Like Bill Murray’s character in What About Bob, embrace baby steps. If you’re trying to lose weight, don’t obsess over that one big number. Instead, focus on shedding 1-2 pounds a week. It’s healthy, manageable, and adds up quickly. If you’re goal is to become more active, don’t risk injury by overdoing it early on. Ease into it. Commit to giving your best effort at 2-3 classes per week. To improve performance, shoot for small but consistent increases in speed, power and endurance. Over the course of training, those continuous gains will amount to noticeable improvements.
Make It a Priority - Whether you resolved to be healthier, complete a race or improve performance, the fact that you set a goal means that it’s important to you. So make it a priority. Life is full of responsibilities and distractions, enough to take up every minute of your day. It might take some shuffling, but setting aside a few hours a week for yourself shouldn’t be too difficult. Also, don’t let money be an issue. To you and the people who love you, your health, happiness and wellbeing are invaluable. Invest in them and you won’t regret it.
Schedule It - Resolutions don’t achieve themselves and good intentions accomplish little. At some point, you actually have to put in the work. While it’d be great if we were all self-directed fitness freaks who will use any free minute to workout, the majority of us need structure. Set aside specific times. Make it a part of your weekly schedule. You’ll be less likely to blow off class if you book it ahead of time. At the beginning of each week, sign up, before excuses begin to pop up.

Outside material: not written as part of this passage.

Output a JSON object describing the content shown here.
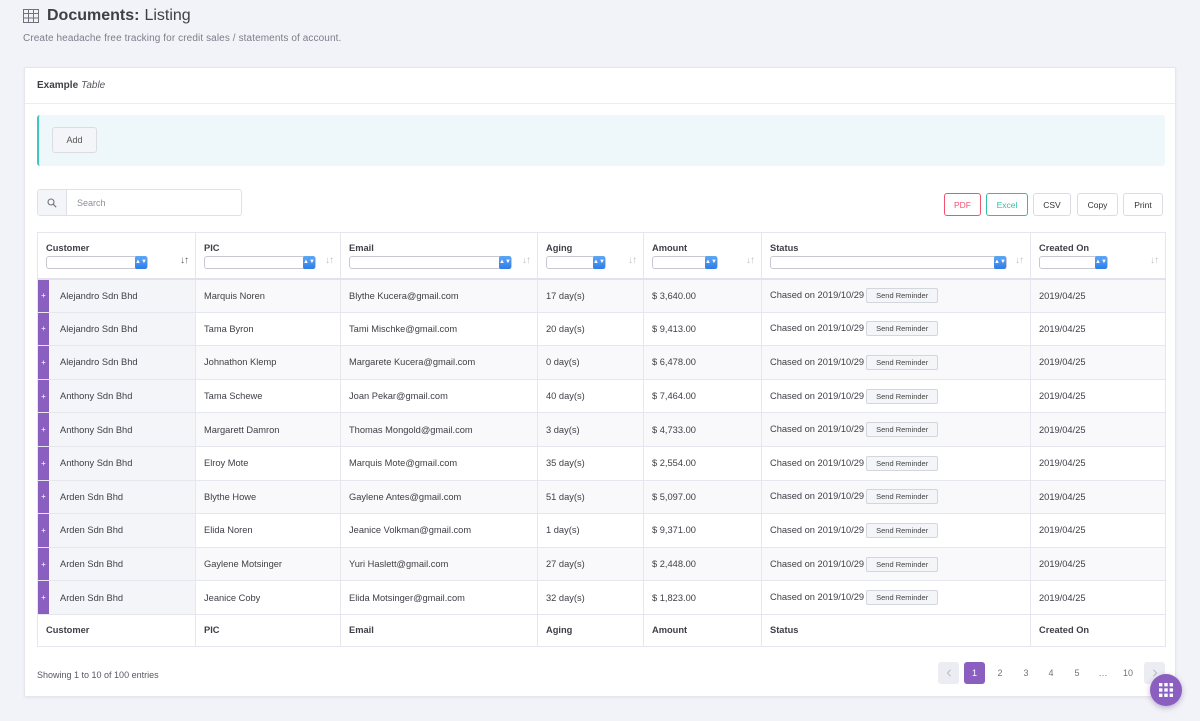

Talk About It - We have a tendency to keep our goals secret. That way, should we fail, there’s no shame or embarrassment. But by talking about your goal and being open about your progress, you’ll start to build a support system. You might even motivate a friend or two to join you. Workout partners are not only great company and provide encouragement, they help keep you accountable.
Reward Yourself - Rewards are great motivation. They get dogs to sit, make children behave, and can help you stick to your resolution. No matter how attainable your goals are, it's hard work meeting them week after week. So be sure to enjoy your successes and reward milestones. Tell yourself if you drop a size, you can buy a new outfit. Treat yourself to new workout gear for fulfilling your pledge to workout 3 times a week for the entire month. Maybe you increased your power threshold or climbed the rankings in the latest time trials. Go ahead and spring for a new kit.
No matter how you choose to reward yourself, take a moment to celebrate what you’ve accomplished. It took effort, persistence and commitment. Pat yourself on the back and then set your sights on the coming week and the next goal.